As part of the expansion, two new gate lounges were installed (Gate Lounges 2 and 3), with the capability for two more gate lounges when required in future. The new gate lounges area is approximately 1,200 m2 (13,000 sq ft) at apron level. The gate lounges for departing passengers were constructed along with a 100 m2 (1,100 sq ft) extension of the landside lounge floor, bringing the landside lounge area to 800 m2 (8,600 sq ft). The new departure area has a single location for all airlines' check-in operations: QantasLink, Jetstar and Virgin Australia have a total of 12 check-in counters. A checked bag screening (CBS) facility is linked to these check-in counters, allowing all aircraft checked baggage to be screened as required by the Commonwealth government from 1 December 2008. A 500 m2 (5,400 sq ft) baggage arrivals hall was constructed, and two new baggage carousels were installed: the first one opened to the public on 18 March, with the second following in April. Previously passengers had to take their bags from the airline baggage equipment. A new multi-tenant car rental counter has been constructed next to the baggage arrivals area. There was a 1000m² expansion of the main landside passenger lounge, with views of the apron and runway.
The redeveloped terminal was officially opened on 12 March 2010 by the Premier of Tasmania, the Hon. David Bartlett.
Virgin Australia currently has up to five daily flights from Melbourne and one from Sydney. Jetstar has four daily flights from Melbourne, one from Sydney and flies to/from Brisbane up to twice daily during peak periods. QantasLink flies in up to three times daily from Melbourne only.

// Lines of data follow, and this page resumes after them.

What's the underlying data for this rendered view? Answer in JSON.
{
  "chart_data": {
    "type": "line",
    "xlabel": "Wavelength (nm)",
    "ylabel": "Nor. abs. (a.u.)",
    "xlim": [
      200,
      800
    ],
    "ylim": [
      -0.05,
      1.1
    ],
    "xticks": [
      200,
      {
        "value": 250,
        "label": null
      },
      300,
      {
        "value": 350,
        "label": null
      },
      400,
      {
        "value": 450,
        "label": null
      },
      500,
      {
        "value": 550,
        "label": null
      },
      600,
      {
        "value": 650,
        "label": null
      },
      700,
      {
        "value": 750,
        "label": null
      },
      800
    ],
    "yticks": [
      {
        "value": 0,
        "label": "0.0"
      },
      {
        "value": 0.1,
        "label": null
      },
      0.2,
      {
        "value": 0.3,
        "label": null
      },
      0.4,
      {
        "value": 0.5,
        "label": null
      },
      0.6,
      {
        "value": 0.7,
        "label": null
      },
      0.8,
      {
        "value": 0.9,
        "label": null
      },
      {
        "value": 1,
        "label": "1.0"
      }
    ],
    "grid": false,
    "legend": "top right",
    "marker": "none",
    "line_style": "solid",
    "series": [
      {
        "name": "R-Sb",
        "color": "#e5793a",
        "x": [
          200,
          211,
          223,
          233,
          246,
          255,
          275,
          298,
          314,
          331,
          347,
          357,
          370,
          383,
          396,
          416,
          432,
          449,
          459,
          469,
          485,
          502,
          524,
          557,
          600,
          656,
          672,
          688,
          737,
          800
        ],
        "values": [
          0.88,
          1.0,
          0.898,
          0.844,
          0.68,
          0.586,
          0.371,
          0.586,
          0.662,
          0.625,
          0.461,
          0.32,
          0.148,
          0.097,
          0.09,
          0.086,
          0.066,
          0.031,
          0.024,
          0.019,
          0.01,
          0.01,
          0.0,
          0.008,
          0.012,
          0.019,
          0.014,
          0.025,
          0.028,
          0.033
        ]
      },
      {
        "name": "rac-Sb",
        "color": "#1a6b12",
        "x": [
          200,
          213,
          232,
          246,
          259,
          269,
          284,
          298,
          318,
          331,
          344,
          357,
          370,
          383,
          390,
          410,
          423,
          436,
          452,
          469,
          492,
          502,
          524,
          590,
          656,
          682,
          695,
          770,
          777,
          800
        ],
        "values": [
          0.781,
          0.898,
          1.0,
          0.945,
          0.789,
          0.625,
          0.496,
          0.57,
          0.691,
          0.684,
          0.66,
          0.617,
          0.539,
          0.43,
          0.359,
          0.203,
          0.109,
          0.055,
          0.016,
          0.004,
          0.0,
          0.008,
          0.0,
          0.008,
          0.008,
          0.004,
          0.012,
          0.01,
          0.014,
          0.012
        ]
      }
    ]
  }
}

Launceston Airport's passenger numbers have increased dramatically in recent years, significantly exceeding the airports forecasts in the Airport Master Plan 2005. The passenger numbers achieved in the 2007-08 fiscal year were not anticipated until at least fiscal year 2019-20.
Primary access to Launceston Airport is via private vehicles. Launceston Airport has a Short Term and a Long Term Car Park, as well as an Overflow Carpark that can accommodate 150 Cars. Public transport is not provided between Launceston Airport and the City of launceston. Numerous taxi services are available as well as Airport Shuttle Buses that operate mainly from the City Centre to the airport but also connecting the Northwest Tasmanian towns of Devonport, Ulverstone and Burnie.
On 29 May 2003, Qantas Flight 1737 — en route from Melbourne Airport — was hijacked shortly after takeoff. The hijacker, a passenger named David Robinson, intended to fly the aircraft into the Walls of Jerusalem National Park located in central Tasmania. The flight attendants and passengers successfully subdued and restrained the hijacker, and the aircraft returned to Melbourne, where it landed safely.